В справедливости последнего утверждения граф де Рени очень сомневался, но возражать не стал.

– Да, я не брала я вашу заколку, вот! То есть брала, но не из комнаты. Я даже не… – Грета хотела сказать, что она не заходила сегодня в гостевую спальню, но побоялась, что хозяин поругает ее за то, что она отлынивает от своих обязанностей.

– Что «не»? – строго спросил граф.

– Ничего, – виновато потупилась Грета, – Но пусть Господь покарает меня, если я сказала в чем-то неправду.

– Покарает, не сомневайся. Уж я об этом позабочусь, – заверила ее Маргарет. – Месье Шарль, я требую, чтобы вы немедленно отрубили воровке руку. Можно и обе.

Грета побледнела.

– Хозяин, как же так? Я и так несчастная, хромаю на одну ногу. А если я еще и без руки останусь, как же я с работой справляться буду?

Шарлю не хотелось лишаться дармовой служанки, работающей за кров и еду, но и гостью он обидеть не мог.

– Месье Леонард, вас не затруднит сопроводить Грету в кладовку и запереть дверь на задвижку? – А я распоряжусь, чтобы Ханна накрыла на стол. После ужина я накажу Грету.

– Правильное решение, – улыбнулась Маргарет. – От вида крови у меня всегда портится аппетит.

До Греты наконец дошло, что с ней собираются делать и она заревела, как корова, почуявшая, что ее ведут на убой.

Шарль поспешно вышел из гостиной, предоставив Леонарду право самому разобраться с причитающей Гретой. Все-таки Шарль был человеком с добрым и мягким сердцем.

Обо всем происходящем Энни рассказал Жан.

– Не верю я, что Хромоножка стащила эту заколку. Она, конечно, всегда была странной, – Жан покрутил пальцем у виска, – но она не воровка.

Энни призналась ему, что это она брала заколку, чтобы открыть сундук, и вкратце передала ему разговор четы де Дамери.

– Жан, я должна все рассказать отцу. Иначе из-за меня пострадает Хромоножка.
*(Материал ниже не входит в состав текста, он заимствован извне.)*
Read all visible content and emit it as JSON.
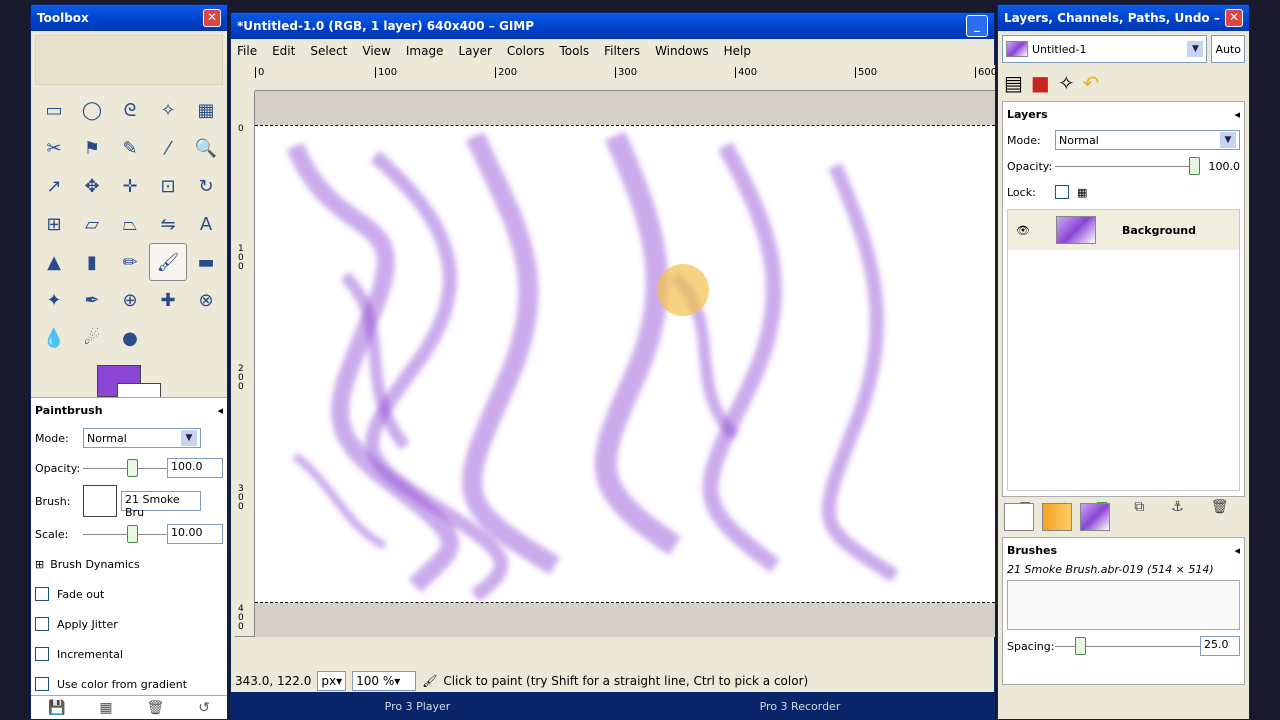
{
  "toolbox": {
    "title": "Toolbox",
    "close": "✕",
    "tool_icons": [
      "rect-select-icon",
      "ellipse-select-icon",
      "lasso-icon",
      "fuzzy-select-icon",
      "color-select-icon",
      "scissors-icon",
      "foreground-select-icon",
      "paths-icon",
      "color-picker-icon",
      "zoom-icon",
      "measure-icon",
      "move-icon",
      "align-icon",
      "crop-icon",
      "rotate-icon",
      "scale-icon",
      "shear-icon",
      "perspective-icon",
      "flip-icon",
      "text-icon",
      "bucket-fill-icon",
      "blend-icon",
      "pencil-icon",
      "paintbrush-icon",
      "eraser-icon",
      "airbrush-icon",
      "ink-icon",
      "clone-icon",
      "heal-icon",
      "perspective-clone-icon",
      "blur-icon",
      "smudge-icon",
      "dodge-icon"
    ],
    "tool_glyphs": [
      "▭",
      "◯",
      "ᘓ",
      "✧",
      "▦",
      "✂",
      "⚑",
      "✎",
      "⁄",
      "🔍",
      "↗",
      "✥",
      "✛",
      "⊡",
      "↻",
      "⊞",
      "▱",
      "⏢",
      "⇋",
      "A",
      "▲",
      "▮",
      "✏",
      "🖌",
      "▬",
      "✦",
      "✒",
      "⊕",
      "✚",
      "⊗",
      "💧",
      "☄",
      "●"
    ],
    "fg_color": "#8b45d4",
    "bg_color": "#ffffff",
    "options": {
      "title": "Paintbrush",
      "mode_label": "Mode:",
      "mode_value": "Normal",
      "opacity_label": "Opacity:",
      "opacity_value": "100.0",
      "brush_label": "Brush:",
      "brush_value": "21 Smoke Bru",
      "scale_label": "Scale:",
      "scale_value": "10.00",
      "dynamics": "Brush Dynamics",
      "fade": "Fade out",
      "jitter": "Apply Jitter",
      "incremental": "Incremental",
      "gradient": "Use color from gradient"
    }
  },
  "image_window": {
    "title": "*Untitled-1.0 (RGB, 1 layer) 640x400 – GIMP",
    "menu": [
      "File",
      "Edit",
      "Select",
      "View",
      "Image",
      "Layer",
      "Colors",
      "Tools",
      "Filters",
      "Windows",
      "Help"
    ],
    "hruler": [
      "0",
      "100",
      "200",
      "300",
      "400",
      "500",
      "600"
    ],
    "vruler": [
      "0",
      "1\n0\n0",
      "2\n0\n0",
      "3\n0\n0",
      "4\n0\n0"
    ],
    "coords": "343.0, 122.0",
    "unit": "px",
    "zoom": "100 %",
    "status": "Click to paint (try Shift for a straight line, Ctrl to pick a color)"
  },
  "taskbar": [
    "Pro 3 Player",
    "Pro 3 Recorder"
  ],
  "layers": {
    "title": "Layers, Channels, Paths, Undo – B...",
    "image_select": "Untitled-1",
    "auto": "Auto",
    "heading": "Layers",
    "mode_label": "Mode:",
    "mode_value": "Normal",
    "opacity_label": "Opacity:",
    "opacity_value": "100.0",
    "lock_label": "Lock:",
    "layer_name": "Background",
    "brushes_heading": "Brushes",
    "brush_name": "21 Smoke Brush.abr-019 (514 × 514)",
    "spacing_label": "Spacing:",
    "spacing_value": "25.0"
  }
}
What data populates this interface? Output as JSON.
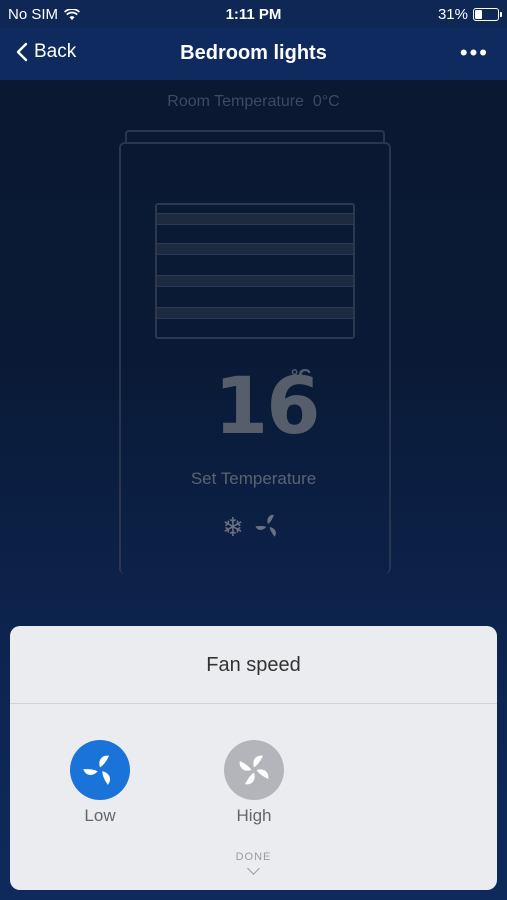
{
  "status_bar": {
    "carrier": "No SIM",
    "time": "1:11 PM",
    "battery": "31%",
    "battery_level": 0.31
  },
  "nav": {
    "back_label": "Back",
    "title": "Bedroom lights",
    "more_icon": "more-icon"
  },
  "device": {
    "room_temperature_label": "Room Temperature",
    "room_temperature_value": "0°C",
    "set_temperature_value": "16",
    "set_temperature_unit": "°C",
    "set_temperature_label": "Set Temperature",
    "mode_icons": [
      "snowflake-icon",
      "fan-icon"
    ]
  },
  "sheet": {
    "title": "Fan speed",
    "options": [
      {
        "label": "Low",
        "selected": true,
        "color": "#1a73d9",
        "icon": "fan-icon"
      },
      {
        "label": "High",
        "selected": false,
        "color": "#b3b5ba",
        "icon": "fan-icon"
      }
    ],
    "done_label": "DONE"
  }
}
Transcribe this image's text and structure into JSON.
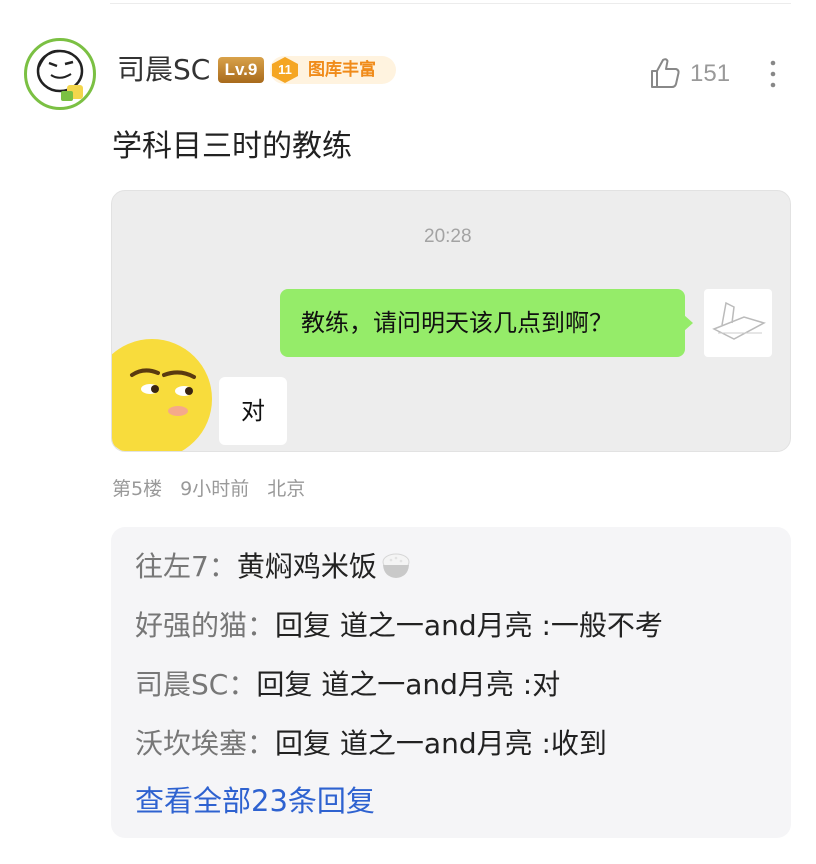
{
  "post": {
    "username": "司晨SC",
    "level": "Lv.9",
    "honor_badge_num": "11",
    "honor_badge_label": "图库丰富",
    "like_count": "151",
    "text": "学科目三时的教练",
    "meta": {
      "floor": "第5楼",
      "time": "9小时前",
      "location": "北京"
    }
  },
  "chat_image": {
    "time": "20:28",
    "message_right": "教练，请问明天该几点到啊？",
    "message_left": "对"
  },
  "replies": {
    "items": [
      {
        "author": "往左7：",
        "text": "黄焖鸡米饭"
      },
      {
        "author": "好强的猫：",
        "text": "回复 道之一and月亮 :一般不考"
      },
      {
        "author": "司晨SC：",
        "text": "回复 道之一and月亮 :对"
      },
      {
        "author": "沃坎埃塞：",
        "text": "回复 道之一and月亮 :收到"
      }
    ],
    "view_all": "查看全部23条回复"
  },
  "icons": {
    "like": "thumbs-up-icon",
    "more": "more-vertical-icon",
    "rice": "rice-bowl-icon"
  },
  "colors": {
    "accent_link": "#2e62d0",
    "chat_bubble_green": "#95ec69",
    "honor_orange": "#f08b1a",
    "level_gold": "#c08a3a"
  }
}
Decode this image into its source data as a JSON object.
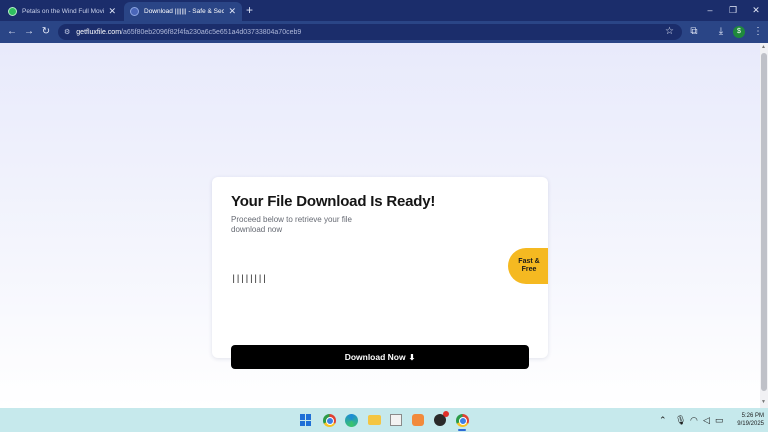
{
  "browser": {
    "tabs": [
      {
        "title": "Petals on the Wind Full Movie",
        "active": false
      },
      {
        "title": "Download ||||||| - Safe & Secure",
        "active": true
      }
    ],
    "new_tab_icon": "+",
    "window_controls": {
      "minimize": "–",
      "maximize": "❐",
      "close": "✕"
    },
    "url_host": "getfluxfile.com",
    "url_path": "/a65f80eb2096f82f4fa230a6c5e651a4d03733804a70ceb9",
    "profile_initial": "$"
  },
  "page": {
    "title": "Your File Download Is Ready!",
    "subtitle": "Proceed below to retrieve your file download now",
    "file_name": "||||||||",
    "badge_line1": "Fast &",
    "badge_line2": "Free",
    "download_label": "Download Now",
    "download_icon": "download-icon",
    "badge_color": "#f5b921",
    "button_color": "#000000"
  },
  "taskbar": {
    "apps": [
      "start",
      "chrome",
      "edge",
      "file-explorer",
      "notepad",
      "media-player",
      "obs",
      "chrome"
    ],
    "time": "5:26 PM",
    "date": "9/19/2025"
  }
}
– Тогда тебя точно упекут в монастырь. Месье Шарль никогда не простит тебе того, что ты взламывала чужой сундук.

– Что же тогда делать?

Жан пожал плечами.

– Отец никогда не отрубит человеку руку! Он просто попугает Грету. И все обойдется.

– Оливер уже установил чурбан.

– Жан, – Энни вцепилась пальцами в доски, которыми была заколочена дверь, будто была в силах оторвать их вместе с гвоздями, – скажи отцу, что это я! Пусть рубит руку мне!

– Ты в своем уме?

– Но я же виновата. Меня и должны наказать.

Энни выглянула в окно. Доски мешали обзору, и пришлось прильнуть к щелям, чтобы увидеть, как привели Грету. Она вырывалась и плакала. Ее толкнули к чурбану, и она упала на землю, подобралась и поползла на коленях к Маргарет, заламывая руки в мольбе.

Маргарет отступила от нее на шаг, будто от чего-то мерзкого.

Тогда она поползла к отцу Энни, хватала его за ноги и долго целовала его башмаки. Граф де Рени отвернулся.

– Жан, умоляю тебя, беги туда быстрее. Расскажи все отцу, пока не поздно! – закричала Энни. – Скорее, Жан!

– Только не опоздай, – шептала она, слушая, как разносится по коридору стук его железных подметок.


Жан прибежал вовремя. Оливер, с трудом поднявший отчаянно упиравшуюся Хромоножку, уже тащил ее в сторону чурбана. Но в тот момент, когда Жан открыл рот и стал говорить, активно жестикулируя, застыл на месте. И Хромоножка застыла. Все остальные тоже демонстрировали явное замешательство. Катарина отошла к поленице. Присев на одно из валявшихся на земле бревен, она спрятала лицо в ладонях.

Сердце Энни сжалось от страха. Сейчас отец пошлет за ней, потом ее руку положат на чурбанчик, на котором обычно рубили кур и гусей. И все… Больше Энни никогда не сможет скакать на Грачике и лазать по деревьям. На ее ресницах проступили слезы. Зато, может, в монастырь ее не возьмут. Энни слышала, что послушницы проводят время в молитве и усердном труде. Хотя, может, ее отправят бродить по улицам с коробкой для сбора пожертвований, надеясь на то, что калеке больше дадут. И Энни стало так жалко себя, что она разрыдалась в голос.